A CAUTION ABOUT FORWARD-LOOKING INFORMATION AND
STATEMENTS
This press release contains "forward-looking statements" within
the meaning of applicable Canadian securities laws. The words
"may," "believe," "will," "anticipate," "expect," "planned,"
"estimate," "project," "future," and other expressions that are
predictions of or indicate future events and trends and that do not
relate to historical matters identify forward-looking statements.

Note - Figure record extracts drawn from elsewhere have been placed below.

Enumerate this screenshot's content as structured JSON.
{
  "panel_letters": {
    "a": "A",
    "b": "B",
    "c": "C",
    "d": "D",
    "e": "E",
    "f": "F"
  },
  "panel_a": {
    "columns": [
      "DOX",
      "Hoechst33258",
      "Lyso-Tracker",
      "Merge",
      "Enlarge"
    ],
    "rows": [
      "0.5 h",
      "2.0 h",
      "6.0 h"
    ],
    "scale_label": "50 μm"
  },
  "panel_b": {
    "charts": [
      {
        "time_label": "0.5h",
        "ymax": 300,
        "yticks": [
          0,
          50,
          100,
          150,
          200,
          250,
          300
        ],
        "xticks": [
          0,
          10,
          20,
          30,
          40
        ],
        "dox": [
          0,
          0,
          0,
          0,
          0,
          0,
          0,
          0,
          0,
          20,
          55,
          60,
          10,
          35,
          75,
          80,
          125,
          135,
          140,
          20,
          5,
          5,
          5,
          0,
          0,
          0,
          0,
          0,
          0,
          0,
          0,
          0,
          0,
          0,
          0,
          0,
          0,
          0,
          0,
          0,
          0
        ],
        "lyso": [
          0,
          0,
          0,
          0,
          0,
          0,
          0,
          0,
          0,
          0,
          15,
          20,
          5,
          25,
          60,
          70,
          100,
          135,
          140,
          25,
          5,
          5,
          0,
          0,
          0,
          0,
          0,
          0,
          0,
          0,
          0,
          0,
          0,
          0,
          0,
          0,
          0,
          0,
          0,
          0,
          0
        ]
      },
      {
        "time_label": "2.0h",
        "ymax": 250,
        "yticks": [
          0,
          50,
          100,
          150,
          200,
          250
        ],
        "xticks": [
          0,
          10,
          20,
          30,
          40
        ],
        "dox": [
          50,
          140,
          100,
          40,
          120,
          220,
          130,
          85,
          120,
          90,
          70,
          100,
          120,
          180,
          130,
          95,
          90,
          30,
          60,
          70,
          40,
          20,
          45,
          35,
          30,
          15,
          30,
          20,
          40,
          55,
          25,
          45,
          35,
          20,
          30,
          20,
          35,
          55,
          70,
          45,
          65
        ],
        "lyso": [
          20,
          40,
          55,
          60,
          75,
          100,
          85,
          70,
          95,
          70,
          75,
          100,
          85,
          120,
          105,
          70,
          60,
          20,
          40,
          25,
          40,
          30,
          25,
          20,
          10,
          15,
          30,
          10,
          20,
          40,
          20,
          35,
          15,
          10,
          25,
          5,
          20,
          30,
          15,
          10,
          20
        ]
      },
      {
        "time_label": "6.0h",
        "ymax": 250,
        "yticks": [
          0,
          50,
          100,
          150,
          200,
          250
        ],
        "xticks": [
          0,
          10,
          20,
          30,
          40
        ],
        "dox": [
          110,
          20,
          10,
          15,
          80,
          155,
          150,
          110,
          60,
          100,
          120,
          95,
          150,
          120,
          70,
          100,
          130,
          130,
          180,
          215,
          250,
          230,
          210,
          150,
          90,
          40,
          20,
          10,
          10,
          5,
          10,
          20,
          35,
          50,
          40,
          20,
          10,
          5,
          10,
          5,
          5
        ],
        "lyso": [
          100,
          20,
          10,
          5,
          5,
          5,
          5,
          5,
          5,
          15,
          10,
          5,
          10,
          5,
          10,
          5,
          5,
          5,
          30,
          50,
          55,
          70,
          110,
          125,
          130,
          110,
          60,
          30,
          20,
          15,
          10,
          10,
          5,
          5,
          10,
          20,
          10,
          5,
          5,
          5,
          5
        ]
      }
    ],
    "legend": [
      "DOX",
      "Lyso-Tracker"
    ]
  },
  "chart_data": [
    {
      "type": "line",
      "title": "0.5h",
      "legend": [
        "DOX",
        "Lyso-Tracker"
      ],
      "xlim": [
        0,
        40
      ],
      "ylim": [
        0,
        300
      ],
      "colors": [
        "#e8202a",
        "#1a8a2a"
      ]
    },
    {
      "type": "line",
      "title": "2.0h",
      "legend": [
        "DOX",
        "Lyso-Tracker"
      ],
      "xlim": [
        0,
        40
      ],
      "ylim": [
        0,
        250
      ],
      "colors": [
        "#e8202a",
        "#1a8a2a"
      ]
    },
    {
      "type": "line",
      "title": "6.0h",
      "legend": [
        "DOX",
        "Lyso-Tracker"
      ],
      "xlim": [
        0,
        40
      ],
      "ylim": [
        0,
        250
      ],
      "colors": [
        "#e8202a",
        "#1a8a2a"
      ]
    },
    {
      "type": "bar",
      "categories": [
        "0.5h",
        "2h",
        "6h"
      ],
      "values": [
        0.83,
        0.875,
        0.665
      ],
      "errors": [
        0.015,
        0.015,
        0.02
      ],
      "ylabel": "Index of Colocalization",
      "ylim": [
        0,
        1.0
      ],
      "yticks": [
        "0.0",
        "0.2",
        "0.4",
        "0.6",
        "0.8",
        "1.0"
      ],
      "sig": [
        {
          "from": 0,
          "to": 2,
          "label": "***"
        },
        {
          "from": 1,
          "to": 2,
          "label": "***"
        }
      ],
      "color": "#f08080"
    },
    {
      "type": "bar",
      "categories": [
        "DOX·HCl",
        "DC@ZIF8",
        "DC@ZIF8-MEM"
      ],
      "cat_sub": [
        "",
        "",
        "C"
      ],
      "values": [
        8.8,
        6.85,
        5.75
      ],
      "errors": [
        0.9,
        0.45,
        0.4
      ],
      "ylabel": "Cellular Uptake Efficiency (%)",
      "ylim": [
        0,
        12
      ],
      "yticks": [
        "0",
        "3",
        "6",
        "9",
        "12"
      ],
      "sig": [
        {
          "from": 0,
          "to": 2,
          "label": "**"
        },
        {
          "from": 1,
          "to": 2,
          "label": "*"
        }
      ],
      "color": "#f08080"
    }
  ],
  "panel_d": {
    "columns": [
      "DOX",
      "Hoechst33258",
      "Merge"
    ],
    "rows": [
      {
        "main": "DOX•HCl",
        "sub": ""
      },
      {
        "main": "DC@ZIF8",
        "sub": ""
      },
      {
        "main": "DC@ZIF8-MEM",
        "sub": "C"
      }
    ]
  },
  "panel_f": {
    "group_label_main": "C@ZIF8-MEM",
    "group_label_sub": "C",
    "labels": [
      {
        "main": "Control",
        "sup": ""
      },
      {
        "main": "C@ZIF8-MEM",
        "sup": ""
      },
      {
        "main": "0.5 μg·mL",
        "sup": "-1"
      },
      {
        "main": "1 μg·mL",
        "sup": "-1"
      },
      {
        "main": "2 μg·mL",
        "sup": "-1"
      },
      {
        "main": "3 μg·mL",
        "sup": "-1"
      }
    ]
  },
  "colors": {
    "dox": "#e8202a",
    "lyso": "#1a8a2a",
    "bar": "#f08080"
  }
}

Such statements reflect management's current beliefs and are based
on information currently available to management. The
forward-looking statements in this press release include, among
others, statements and assumptions with respect to:
- the current business environment and outlook;
- possible or assumed future results;
- ability to create shareholder value;
- business goals and strategy;
- the stability of home prices;
- effect of challenging conditions on us;
- factors affecting our competitive position within the housing
markets;
- sufficiency of our access to capital resources; and
- the timing of the effect of interest rate changes on our cash
flows.
The material factors or assumptions that were identified and
applied by us in drawing conclusions or making forecasts or
projections set out in the forward-looking statements include, but
are not limited to:
- the Company's ability to successfully implement and realize on
its business goals and strategy;
- factors and assumptions regarding interest rates;
- housing sales and residential mortgage borrowing
activities;
- the effect of competition;
- government regulation of the Company's business;
- computer failure or security breaches;
- future capital and funding requirements;
- the value of mortgage originations;
- the expected margin between interest earned on mortgage
portfolios and interest paid on deposits;
- the relative continued health of real estate markets;
- acceptance of the Company's products in the marketplace;
- availability of key personnel;
- the Company's operating cost structure; and
- the current tax regime.
Reliance should not be placed on forward-looking statements
because they involve known and unknown risks, uncertainties and
other factors, which may cause the actual results to differ
materially from the anticipated future results expressed or implied
by such forward-looking statements. Factors that could cause actual
results to differ materially from those set forth in the
forward-looking statements include, but are not limited to:
- global market activity;
- worldwide demand for and related impact on commodity
prices;
- changes in government and economic policy;
- changes in general economic, real estate and other
conditions;
- changes in interest rates;
- changes in MBS spreads and swap rates;
- MBS and mortgage prepayment rates;
- mortgage rate and availability changes;
- adverse legislation or regulation;
- availability of MBS issuer allocation;
- technology changes;
- confidence levels of consumers;
- ability to raise capital and term deposits on favourable
terms;
- our debt and leverage;
- competitive conditions in the homebuilding industry, including
product and pricing pressures;
- ability to retain our executive officers and other
employees;
- litigation risk;
- relationships with our mortgage originators;
- ability to realize anticipated benefits from the acquisition of
Xceed; and
- additional risks and uncertainties, many of which are beyond
our control, referred to in this press release and our other public
filings with the applicable Canadian regulatory authorities.
Subject to applicable securities law requirements, we undertake
no obligation to publicly update any forward-looking statements
whether as a result of new information, future events or
otherwise. However, any further disclosures made on related
subjects in subsequent reports should be consulted.